North Korea to Expel U.S. Soldier Travis King Who Crossed Border Illegally
On Wednesday, North Korea declared that Travis King, the American soldier who over the border while on a private visit to a border region, would be banished.

As previously reported by, King, 32, deliberately "bolted" across the border a few days after being released from a South Korean prison on July 10.

The state-run news organization KCNA reportedly stated that King will be "expelled" at a later date, as reported by NBC News.

As previously reported by CNN, King's whereabouts are still unknown as North Korea has not commented on his defection.

According to CNN, "Court documents showed that Private King, who is thought to be the first US soldier to enter North Korea since 1982, had a history of assault, was scheduled to return to the US the day before the incident, and was facing disciplinary action over his conduct." The soldier was scheduled to be administratively separated from the US Army, an army official told CNN.

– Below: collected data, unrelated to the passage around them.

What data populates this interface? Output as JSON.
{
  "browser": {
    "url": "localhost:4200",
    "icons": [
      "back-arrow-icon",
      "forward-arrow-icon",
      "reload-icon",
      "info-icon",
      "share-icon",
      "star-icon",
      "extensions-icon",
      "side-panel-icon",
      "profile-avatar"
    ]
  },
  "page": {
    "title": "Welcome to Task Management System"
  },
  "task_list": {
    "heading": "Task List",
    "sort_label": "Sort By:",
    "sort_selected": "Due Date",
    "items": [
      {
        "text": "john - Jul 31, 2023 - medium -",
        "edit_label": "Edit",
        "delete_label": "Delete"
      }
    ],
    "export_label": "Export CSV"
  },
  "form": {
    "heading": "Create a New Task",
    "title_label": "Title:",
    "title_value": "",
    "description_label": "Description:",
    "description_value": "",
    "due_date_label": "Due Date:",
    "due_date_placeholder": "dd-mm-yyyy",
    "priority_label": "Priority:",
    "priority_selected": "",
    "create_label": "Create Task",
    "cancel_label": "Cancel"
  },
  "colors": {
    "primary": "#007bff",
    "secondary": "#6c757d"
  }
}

"I only want my son returned." Bring my boy home. Pray and get my son home. Claudine Gates, King's mother, had earlier advised reporters to "pray that he comes back."

Myron Gates, the uncle of Travis King, claimed that following the death of Gates's 6-year-old cousin in February, King began acting erratically.

Gates told NBC News, "He's still grieving, and that had a lot to do with what he did."

"During the time my son was on life support and after his death... Travis became irrational and insane when he realized my son was going to die.

Gate stated, "It looked like he was breaking down," to the Daily Beast. Travis felt the brunt of it. since he was unable to be present. He was serving abroad in the Army.

According to a statement from North Korea, King acknowledged that he had "illegally intruded" into their country. According to NBC News, he reportedly informed authorities about his "bad feelings over inhumane treatment" and racial prejudice in the U.S. Army.